Bian, Xufei; Jiang, Lan; Zhou, Jing; Guan, Xiaoshu; Wang, Jingyu; Xiang, Peng; Pan, Junyi; Hu, Xiangnan.
Affiliation
  • Bian X; Department of Medicinal Chemistry, School of Pharmacy, Chongqing Medical University, Chongqing 400016, China.
  • Jiang L; College of Environment and Resources, Chongqing Technology and Business University, Chongqing 400016, China.
  • Zhou J; Department of Medicinal Chemistry, School of Pharmacy, Chongqing Medical University, Chongqing 400016, China.
  • Guan X; Department of Medicinal Chemistry, School of Pharmacy, Chongqing Medical University, Chongqing 400016, China.
  • Wang J; Department of Medicinal Chemistry, School of Pharmacy, Chongqing Medical University, Chongqing 400016, China.
  • Xiang P; Department of Medicinal Chemistry, School of Pharmacy, Chongqing Medical University, Chongqing 400016, China.
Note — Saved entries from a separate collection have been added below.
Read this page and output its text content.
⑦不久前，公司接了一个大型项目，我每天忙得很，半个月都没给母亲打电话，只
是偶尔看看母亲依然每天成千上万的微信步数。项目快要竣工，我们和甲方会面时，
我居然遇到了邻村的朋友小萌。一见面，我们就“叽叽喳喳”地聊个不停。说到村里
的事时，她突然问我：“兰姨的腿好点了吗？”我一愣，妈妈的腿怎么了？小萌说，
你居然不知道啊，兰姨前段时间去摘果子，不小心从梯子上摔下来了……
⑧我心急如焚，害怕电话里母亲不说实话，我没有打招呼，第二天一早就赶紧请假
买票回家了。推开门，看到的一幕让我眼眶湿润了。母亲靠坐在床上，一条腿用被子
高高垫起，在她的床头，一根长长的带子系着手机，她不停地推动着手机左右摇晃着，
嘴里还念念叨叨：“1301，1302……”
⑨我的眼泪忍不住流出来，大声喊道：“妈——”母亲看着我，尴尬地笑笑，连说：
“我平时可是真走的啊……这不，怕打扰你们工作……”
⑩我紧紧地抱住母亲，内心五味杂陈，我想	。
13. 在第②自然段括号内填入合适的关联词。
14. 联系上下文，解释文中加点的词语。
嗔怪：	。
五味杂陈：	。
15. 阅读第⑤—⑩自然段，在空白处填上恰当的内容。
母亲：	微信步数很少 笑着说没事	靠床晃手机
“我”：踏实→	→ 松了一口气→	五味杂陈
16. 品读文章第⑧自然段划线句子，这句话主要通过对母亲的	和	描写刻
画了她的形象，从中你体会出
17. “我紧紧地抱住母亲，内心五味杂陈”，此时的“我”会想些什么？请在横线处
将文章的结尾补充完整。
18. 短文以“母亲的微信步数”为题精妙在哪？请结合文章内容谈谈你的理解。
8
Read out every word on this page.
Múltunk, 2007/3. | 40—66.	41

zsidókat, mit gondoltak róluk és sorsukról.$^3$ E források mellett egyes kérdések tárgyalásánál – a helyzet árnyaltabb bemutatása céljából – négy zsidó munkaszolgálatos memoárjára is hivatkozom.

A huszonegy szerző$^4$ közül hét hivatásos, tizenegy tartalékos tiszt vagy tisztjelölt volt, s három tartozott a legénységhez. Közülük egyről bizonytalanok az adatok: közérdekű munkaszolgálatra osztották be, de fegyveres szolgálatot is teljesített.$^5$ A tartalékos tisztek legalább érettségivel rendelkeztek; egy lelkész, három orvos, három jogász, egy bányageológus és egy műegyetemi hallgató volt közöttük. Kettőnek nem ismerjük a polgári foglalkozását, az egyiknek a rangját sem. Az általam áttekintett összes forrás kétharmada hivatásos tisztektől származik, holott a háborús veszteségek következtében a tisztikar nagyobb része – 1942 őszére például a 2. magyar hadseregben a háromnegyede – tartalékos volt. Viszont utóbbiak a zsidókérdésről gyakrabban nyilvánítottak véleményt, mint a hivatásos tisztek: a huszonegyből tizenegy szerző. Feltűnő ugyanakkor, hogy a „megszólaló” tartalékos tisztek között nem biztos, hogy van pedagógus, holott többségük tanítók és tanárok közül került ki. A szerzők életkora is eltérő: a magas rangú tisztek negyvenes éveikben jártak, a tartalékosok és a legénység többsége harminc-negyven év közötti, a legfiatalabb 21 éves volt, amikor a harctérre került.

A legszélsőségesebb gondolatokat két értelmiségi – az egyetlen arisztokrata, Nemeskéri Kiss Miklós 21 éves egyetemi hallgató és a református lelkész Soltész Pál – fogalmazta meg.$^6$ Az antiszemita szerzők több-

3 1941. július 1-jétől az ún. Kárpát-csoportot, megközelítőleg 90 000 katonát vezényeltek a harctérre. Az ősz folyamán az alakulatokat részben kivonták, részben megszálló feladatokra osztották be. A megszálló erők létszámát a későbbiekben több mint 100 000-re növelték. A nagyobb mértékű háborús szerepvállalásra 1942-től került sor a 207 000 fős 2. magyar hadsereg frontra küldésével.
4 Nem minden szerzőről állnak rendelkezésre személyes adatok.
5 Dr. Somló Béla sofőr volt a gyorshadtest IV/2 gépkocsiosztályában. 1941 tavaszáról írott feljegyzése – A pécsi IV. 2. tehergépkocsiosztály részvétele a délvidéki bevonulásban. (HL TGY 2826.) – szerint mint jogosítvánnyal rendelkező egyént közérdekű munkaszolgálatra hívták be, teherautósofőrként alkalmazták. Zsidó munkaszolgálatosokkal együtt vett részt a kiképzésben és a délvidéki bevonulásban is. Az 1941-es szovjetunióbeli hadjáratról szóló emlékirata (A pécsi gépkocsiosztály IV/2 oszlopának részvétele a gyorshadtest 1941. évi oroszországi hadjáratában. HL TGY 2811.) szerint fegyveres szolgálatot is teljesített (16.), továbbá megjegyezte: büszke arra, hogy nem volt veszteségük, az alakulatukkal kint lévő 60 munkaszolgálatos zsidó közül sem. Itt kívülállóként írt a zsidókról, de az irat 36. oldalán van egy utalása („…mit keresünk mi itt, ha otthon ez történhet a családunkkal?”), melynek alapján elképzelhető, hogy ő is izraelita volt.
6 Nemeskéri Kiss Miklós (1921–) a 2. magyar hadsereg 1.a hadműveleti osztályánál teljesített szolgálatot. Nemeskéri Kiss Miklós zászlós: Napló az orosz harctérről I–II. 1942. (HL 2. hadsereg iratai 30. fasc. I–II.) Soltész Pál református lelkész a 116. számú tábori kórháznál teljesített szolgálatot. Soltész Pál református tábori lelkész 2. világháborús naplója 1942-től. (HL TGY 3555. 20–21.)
  • Pan J; Department of Medicinal Chemistry, School of Pharmacy, Chongqing Medical University, Chongqing 400016, China.
  • Hu X; Department of Medicinal Chemistry, School of Pharmacy, Chongqing Medical University, Chongqing 400016, China.
Molecules ; 25(6)2020 Mar 16.
Article de En | MEDLINE | ID: mdl-32188020
ABSTRACT
Both rosiglitazone and metformin have effects on blood glucose regulation and the proliferation of liver cancer cells. Combination therapy with these two drugs is common and effective for the treatment of diabetes in the clinic, however, the application of these two drugs is influenced by the poor dissolution of rosiglitazone and the gastrointestinal side-effect of metformin resulting from a high solubility. The formation of a multidrug crystal form (Rsg-Met) by a solvent evaporation method can solve the solubility issue. Crystal structure data and intramolecular hydrogen bonds were detected by X-ray diffraction and infrared spectroscopy. Surprisingly, Rsg-Met shortens the time spent in solubility equilibrium and multiplies the dissolution rate of Rsg. Finally, we found that a low concentration of Rsg-Met enhanced the proliferation inhibition effect on liver cancer cells (HepG2, SK-hep1) compared with rosiglitazone, without affecting the human normal cell line LO2.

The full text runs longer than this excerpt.